FROM python:3.7.3-stretch # Working Directory WORKDIR /app # Copy source code to working directory COPY . app.py /app/ # Install packages from requirements.txt # hadolint ignore=DL3013 RUN pip install --upgrade pip &&\ pip install --trusted-host pypi.python.org -r requirements.txt # Logic to run Jupyter could go here... # Expose port 8888 #EXPOSE 8888 # Run app.py at container launch #CMD ["jupyter", "notebook"]
The Jupyter notebook itself can be tested via the
nbval plugin as shown.
python -m pytest --nbval notebook.ipynb
The requirements for the project are in a
requirements.txt file. Every time the project is changed, the build server picks up the change and runs tests on the Jupyter notebook cells themselves.
DevOps isn’t just for software-only projects. DevOps is a best practice that fits well with the ethos of Data Science.
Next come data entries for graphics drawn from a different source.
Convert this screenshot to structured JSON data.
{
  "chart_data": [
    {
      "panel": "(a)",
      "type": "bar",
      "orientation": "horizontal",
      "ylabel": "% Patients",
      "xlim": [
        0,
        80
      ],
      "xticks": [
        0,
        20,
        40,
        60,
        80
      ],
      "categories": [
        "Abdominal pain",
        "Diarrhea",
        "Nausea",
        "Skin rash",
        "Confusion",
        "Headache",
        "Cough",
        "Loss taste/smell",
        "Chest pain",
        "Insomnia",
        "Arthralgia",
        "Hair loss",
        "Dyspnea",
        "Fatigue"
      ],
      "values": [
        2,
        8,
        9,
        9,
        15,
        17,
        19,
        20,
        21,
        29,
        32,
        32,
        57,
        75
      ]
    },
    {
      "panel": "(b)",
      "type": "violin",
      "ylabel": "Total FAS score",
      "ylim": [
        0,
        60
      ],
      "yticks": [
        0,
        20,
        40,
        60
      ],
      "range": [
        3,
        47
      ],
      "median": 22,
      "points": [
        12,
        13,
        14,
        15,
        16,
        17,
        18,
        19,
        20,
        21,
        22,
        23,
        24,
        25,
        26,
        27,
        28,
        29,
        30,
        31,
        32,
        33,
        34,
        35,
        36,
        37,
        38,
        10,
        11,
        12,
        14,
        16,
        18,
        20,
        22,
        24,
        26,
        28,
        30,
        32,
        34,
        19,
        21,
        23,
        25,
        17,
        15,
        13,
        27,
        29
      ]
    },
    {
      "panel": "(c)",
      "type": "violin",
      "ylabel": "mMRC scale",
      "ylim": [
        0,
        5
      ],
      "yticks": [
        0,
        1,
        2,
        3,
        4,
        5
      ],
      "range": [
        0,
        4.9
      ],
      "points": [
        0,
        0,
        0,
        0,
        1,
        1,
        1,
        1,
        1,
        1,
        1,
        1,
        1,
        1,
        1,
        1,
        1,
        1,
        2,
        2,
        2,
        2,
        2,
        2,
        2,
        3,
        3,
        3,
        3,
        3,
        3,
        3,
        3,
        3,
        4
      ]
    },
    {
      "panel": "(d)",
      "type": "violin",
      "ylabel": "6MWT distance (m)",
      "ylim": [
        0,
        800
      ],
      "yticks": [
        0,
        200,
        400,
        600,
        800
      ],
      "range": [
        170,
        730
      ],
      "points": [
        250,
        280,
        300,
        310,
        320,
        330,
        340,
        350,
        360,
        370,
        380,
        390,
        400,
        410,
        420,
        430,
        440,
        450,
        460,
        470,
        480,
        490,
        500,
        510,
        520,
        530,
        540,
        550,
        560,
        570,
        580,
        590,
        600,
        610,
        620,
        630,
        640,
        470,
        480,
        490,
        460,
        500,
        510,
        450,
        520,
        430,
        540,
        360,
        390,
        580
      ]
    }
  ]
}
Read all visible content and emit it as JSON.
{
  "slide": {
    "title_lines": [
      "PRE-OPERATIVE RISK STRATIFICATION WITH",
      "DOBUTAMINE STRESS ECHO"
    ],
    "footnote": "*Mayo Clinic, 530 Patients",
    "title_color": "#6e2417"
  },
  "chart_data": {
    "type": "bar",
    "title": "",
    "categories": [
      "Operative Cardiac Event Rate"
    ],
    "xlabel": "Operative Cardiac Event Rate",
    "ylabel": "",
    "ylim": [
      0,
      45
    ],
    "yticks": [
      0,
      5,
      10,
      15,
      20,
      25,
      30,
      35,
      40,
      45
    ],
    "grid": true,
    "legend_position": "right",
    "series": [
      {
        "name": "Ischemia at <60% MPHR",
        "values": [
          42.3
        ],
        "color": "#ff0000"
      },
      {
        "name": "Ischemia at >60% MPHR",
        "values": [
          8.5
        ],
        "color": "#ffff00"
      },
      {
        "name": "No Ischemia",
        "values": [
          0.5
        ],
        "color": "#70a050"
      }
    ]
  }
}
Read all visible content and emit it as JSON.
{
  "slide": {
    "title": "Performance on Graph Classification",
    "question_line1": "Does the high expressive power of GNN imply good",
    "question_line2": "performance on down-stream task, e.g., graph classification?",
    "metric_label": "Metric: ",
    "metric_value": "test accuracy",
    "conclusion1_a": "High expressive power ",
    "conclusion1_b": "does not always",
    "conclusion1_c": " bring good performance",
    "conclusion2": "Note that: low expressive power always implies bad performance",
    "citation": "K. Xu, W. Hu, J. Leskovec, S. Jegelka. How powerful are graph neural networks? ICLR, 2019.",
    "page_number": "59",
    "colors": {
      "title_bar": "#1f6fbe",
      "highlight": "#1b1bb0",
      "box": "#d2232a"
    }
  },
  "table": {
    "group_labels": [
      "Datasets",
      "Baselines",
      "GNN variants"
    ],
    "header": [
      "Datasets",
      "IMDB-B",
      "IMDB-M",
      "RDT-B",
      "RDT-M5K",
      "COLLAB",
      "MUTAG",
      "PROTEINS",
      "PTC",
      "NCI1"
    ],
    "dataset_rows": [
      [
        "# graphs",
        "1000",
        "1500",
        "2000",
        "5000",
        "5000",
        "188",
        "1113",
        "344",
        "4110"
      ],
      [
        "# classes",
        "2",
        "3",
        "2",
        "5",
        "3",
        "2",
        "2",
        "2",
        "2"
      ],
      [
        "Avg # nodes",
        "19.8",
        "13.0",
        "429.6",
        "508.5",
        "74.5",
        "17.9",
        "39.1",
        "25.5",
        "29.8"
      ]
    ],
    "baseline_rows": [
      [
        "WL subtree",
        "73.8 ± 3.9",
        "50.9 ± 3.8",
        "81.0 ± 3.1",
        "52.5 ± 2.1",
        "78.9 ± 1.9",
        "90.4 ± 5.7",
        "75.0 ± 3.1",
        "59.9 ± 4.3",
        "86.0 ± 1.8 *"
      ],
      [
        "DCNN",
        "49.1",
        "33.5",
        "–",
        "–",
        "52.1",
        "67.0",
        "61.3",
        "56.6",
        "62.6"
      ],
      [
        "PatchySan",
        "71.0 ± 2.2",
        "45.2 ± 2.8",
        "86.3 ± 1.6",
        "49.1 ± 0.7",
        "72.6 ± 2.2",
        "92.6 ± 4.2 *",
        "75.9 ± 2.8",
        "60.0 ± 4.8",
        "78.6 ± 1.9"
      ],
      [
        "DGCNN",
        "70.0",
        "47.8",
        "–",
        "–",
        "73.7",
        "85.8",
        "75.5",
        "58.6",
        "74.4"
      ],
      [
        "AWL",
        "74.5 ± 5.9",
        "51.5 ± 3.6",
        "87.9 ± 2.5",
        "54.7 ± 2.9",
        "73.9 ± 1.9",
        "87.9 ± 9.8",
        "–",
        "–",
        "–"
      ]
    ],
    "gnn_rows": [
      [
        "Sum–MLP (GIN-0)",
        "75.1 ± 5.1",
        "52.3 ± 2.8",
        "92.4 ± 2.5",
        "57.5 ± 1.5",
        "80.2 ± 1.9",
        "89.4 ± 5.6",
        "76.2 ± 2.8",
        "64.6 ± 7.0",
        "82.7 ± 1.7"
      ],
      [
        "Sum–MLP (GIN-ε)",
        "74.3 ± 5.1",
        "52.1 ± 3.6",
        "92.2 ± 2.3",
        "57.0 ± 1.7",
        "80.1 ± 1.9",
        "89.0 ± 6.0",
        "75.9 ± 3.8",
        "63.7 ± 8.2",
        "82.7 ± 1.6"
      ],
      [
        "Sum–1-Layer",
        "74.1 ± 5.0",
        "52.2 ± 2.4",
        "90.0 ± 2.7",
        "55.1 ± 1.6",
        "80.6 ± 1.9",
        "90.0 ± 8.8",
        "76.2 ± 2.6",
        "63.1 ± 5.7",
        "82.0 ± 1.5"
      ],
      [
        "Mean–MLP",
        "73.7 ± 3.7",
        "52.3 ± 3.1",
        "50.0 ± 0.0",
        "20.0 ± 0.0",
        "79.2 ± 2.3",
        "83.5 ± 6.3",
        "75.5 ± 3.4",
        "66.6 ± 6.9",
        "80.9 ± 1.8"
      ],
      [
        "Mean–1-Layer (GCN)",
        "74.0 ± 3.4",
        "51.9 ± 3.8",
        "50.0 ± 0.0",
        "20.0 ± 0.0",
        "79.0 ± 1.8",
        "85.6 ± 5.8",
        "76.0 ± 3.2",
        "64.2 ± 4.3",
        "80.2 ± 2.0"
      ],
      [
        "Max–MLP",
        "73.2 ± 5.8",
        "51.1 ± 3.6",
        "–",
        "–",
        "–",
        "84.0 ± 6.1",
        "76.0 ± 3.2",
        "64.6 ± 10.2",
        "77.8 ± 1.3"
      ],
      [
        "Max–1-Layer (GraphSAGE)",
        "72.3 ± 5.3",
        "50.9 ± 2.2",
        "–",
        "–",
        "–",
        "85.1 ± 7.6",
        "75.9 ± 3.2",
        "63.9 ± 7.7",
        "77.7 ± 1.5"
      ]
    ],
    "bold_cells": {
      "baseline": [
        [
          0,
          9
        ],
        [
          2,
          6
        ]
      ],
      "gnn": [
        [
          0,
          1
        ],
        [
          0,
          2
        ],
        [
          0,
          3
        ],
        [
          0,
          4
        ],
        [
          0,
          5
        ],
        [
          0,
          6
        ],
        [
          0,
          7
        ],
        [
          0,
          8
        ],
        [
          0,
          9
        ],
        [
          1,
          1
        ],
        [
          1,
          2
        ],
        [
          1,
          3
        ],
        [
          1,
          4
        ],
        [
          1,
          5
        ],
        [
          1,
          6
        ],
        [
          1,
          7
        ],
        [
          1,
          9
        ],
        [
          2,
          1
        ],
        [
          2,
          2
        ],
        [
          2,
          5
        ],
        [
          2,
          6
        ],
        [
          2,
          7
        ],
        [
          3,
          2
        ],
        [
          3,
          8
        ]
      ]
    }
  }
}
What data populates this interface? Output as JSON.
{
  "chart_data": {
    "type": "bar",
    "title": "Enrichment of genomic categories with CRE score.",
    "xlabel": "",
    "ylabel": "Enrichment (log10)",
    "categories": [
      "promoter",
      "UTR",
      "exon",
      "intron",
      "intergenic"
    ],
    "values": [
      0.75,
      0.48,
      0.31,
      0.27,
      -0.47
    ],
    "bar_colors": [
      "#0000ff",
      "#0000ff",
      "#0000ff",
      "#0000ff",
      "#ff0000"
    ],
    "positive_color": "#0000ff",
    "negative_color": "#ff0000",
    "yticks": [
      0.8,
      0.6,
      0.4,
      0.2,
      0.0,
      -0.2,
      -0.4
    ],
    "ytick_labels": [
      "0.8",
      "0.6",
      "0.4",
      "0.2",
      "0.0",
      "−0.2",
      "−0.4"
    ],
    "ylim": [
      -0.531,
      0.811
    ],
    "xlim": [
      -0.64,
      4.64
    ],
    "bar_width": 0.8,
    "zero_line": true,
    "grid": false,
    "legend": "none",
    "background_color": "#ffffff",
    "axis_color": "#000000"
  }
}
Why guess if your notebook works, your data is reproducible or that it can deploy?
AWS Sagemaker Overview #
One of the most prevalent managed ML Systems is AWS Sagemaker. This platform is a complete solution for an organization that wants to build and maintain large-scale Machine Learning projects. Sagemaker makes heavy use of the concept of MLOPs(Machine Learning Operations).
AWS Sagemaker Elastic Architecture #
There is a lot involved in large scale Sagemaker architecture. Take a look at how each component serves a purpose in a Cloud-native fashion in the diagram.
For further analysis of this architecture, use this reference to analyze US census data for population segmentation using Amazon SageMaker
Finally, you can learn to use AWS Sagemaker to perform County Census Clustering in the following screencast.
Video Link: https://www.youtube.com/watch?v=H3AcLM_8P4s
Topic: Build a Sagemaker based Data Science project
Estimated time: 45 minutes
People: Individual or Final Project Team
Slack Channel: #noisy-exercise-chatter
Part A: Get the airline data into your own Sagemaker.
Part B: Performance the Data Science workflow:
- Ingest: Process the data
- EDA: Visualize and Explore data
- Model: Create some form of a model
Part C: Consider trying multiple visualization libraries: Plotly, Vega, Bokeh, and Seaborn
Part D: Download notebook and upload into Colab, then check notebook in a Github portfolio repo. *Hints: You may want to truncate the data and upload a small version into Github using unix
shuf -n 100000 en.openfoodfacts.org.products.tsv\ > 10k.sample.en.openfoodfacts.org.products.tsv 1.89s user 0.80s system 97% cpu 2.748 total
Azure ML Studio Overview #
Another ML platform that has compelling features is Azure ML Studio. It shares many of the same ideas as AWS Sagemaker.
Learn to use Azure ML Studio to perform AutoML in the following screencast.
Video Link: https://www.youtube.com/watch?v=bJHk0ZOVm4s
Google AutoML Computer Vision #
Another compelling, managed platform is Google AutoML Computer Vision. It can automatically classify images and then later export the model in
tflite format to an edge device like Coral TPU USB stick.
Learn to use Google AutoML to perform Computer Vision in the following screencast.
Video Link: https://www.youtube.com/watch?v=LjERy-I5lyI
This chapter dives into the role of platform technology in Machine Learning, especially at scale. All major cloud platforms have compelling Machine Learning Platforms that can significantly reduce the complexity of problems for organizations doing Machine Learning. An emerging trend is the use of MLOPs and DevOps in solving these Machine Learning problems.